In summary, this process demonstrates that quantitative high-throughput screening is of very low yield, but the revealed compounds are of completely unique character to the field of anesthesia. The importance of the initial assay is demonstrated here in that only a small minority of the top active list turned out to be reversible immobilizers of tadpoles. This suggests that at least for activities not yet well associated with a target, or for those associated with multiple targets, phenotypic screening[33] might be a better, albeit lower, throughput approach than surrogate target qHTS screening.

CONCLUSION

The novel anesthetics on the horizon have been developed through the targeted modification of existing compounds in manners that improve their pharmacodynamic and/or pharmacokinetic properties.

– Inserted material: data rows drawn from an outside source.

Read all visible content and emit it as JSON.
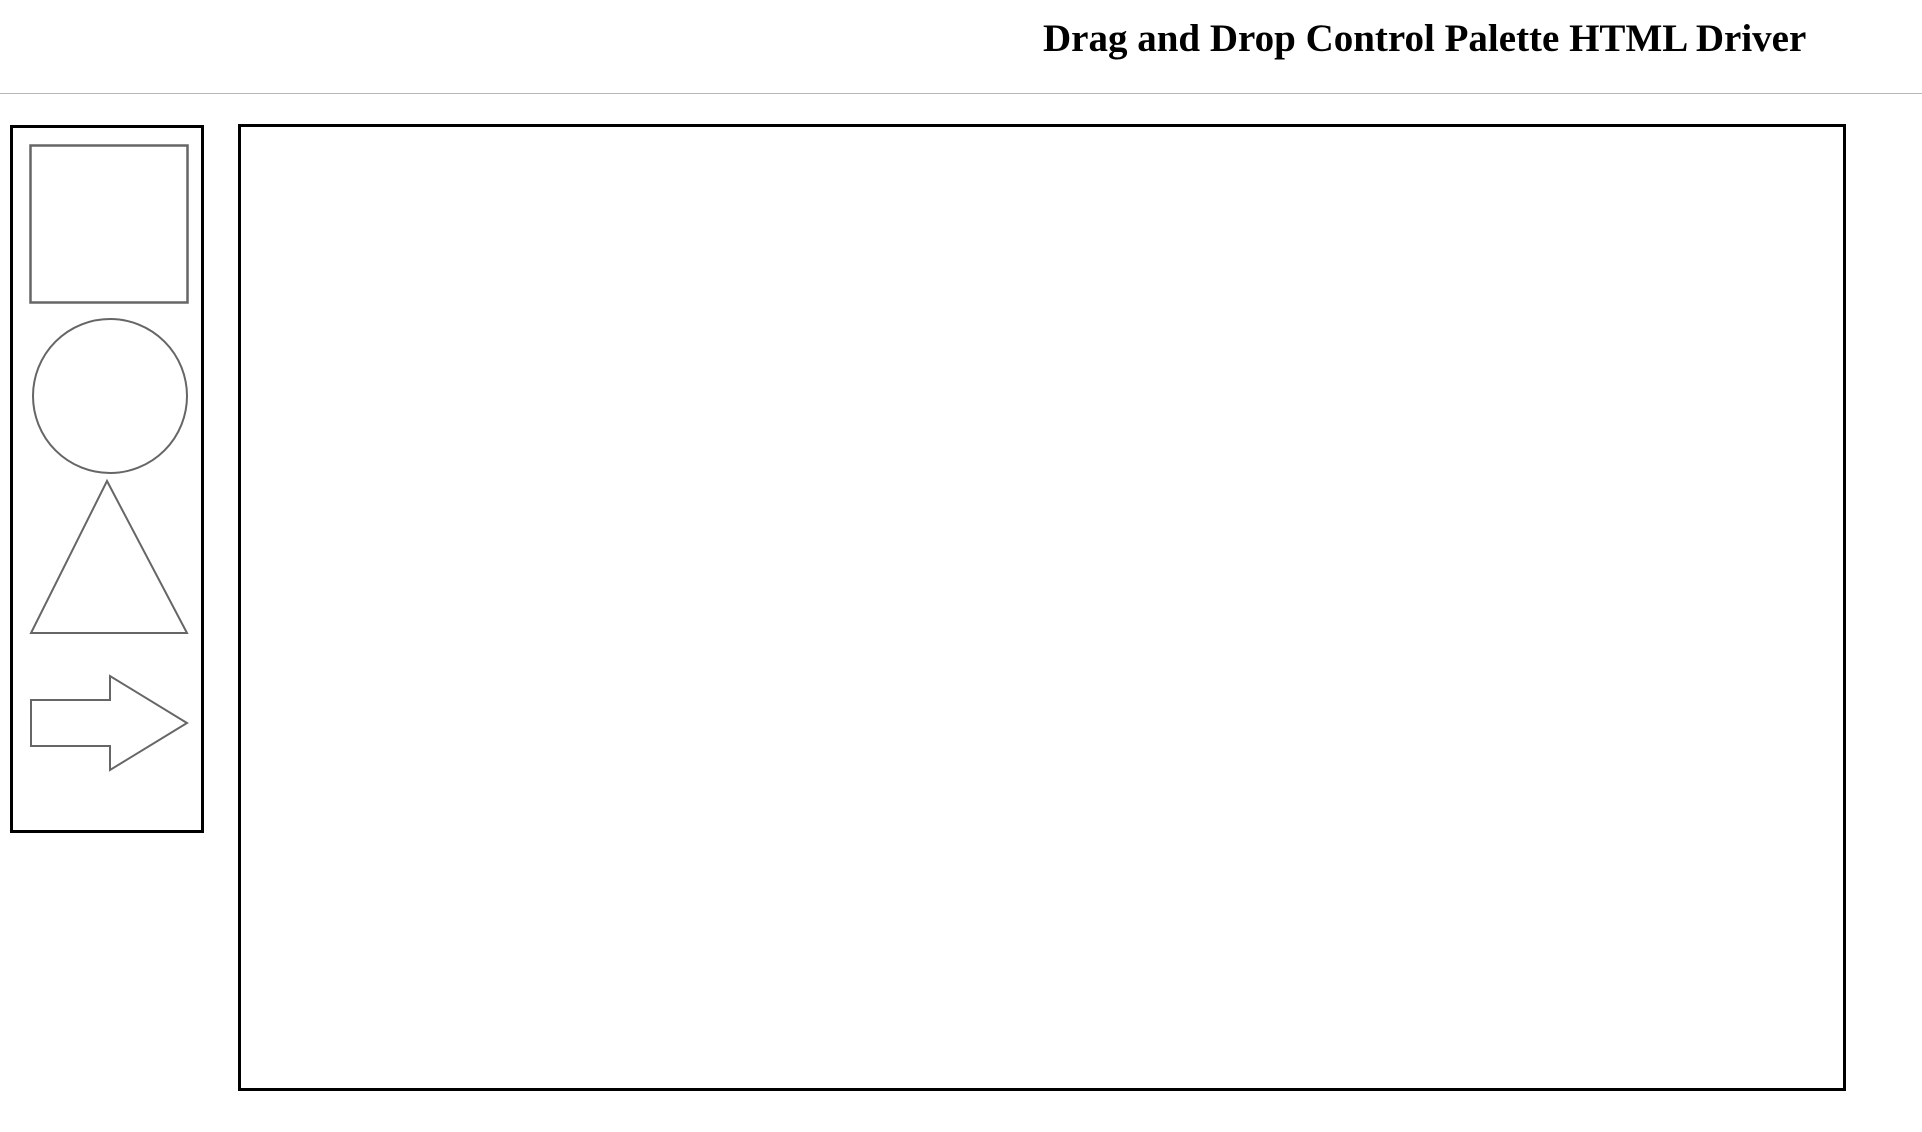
{
  "header": {
    "title": "Drag and Drop Control Palette HTML Driver"
  },
  "palette": {
    "items": [
      {
        "shape": "square-icon"
      },
      {
        "shape": "circle-icon"
      },
      {
        "shape": "triangle-icon"
      },
      {
        "shape": "arrow-right-icon"
      }
    ],
    "stroke_color": "#666666"
  },
  "colors": {
    "border": "#000000",
    "divider": "#b8b8b8",
    "background": "#ffffff"
  }
}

One common molecular paradigm for pharmacokinetic improvement is the transformation of the parent compound to a soft drug through the addition of an ester linkage, increasing its susceptibility to metabolism by nonspecific esterases in the bloodstream. Remifentanil and esmolol are prototypical soft drugs and remimazolam and MOC-etomidate are examples of novel anesthetic agents that make use of this approach. An alternative approach is to modify the structure of the parent compound to alter its pharmacodynamic effects, as in the case of carboetomidate.

qHTS is a newer and different approach to anesthetic development that involves the testing of hundreds of compounds for interaction with a surrogate target for anesthetic activity. Although of low yield without a true phenotypic screen, the technique offers the potential to identify completely novel compounds with anesthetic activity.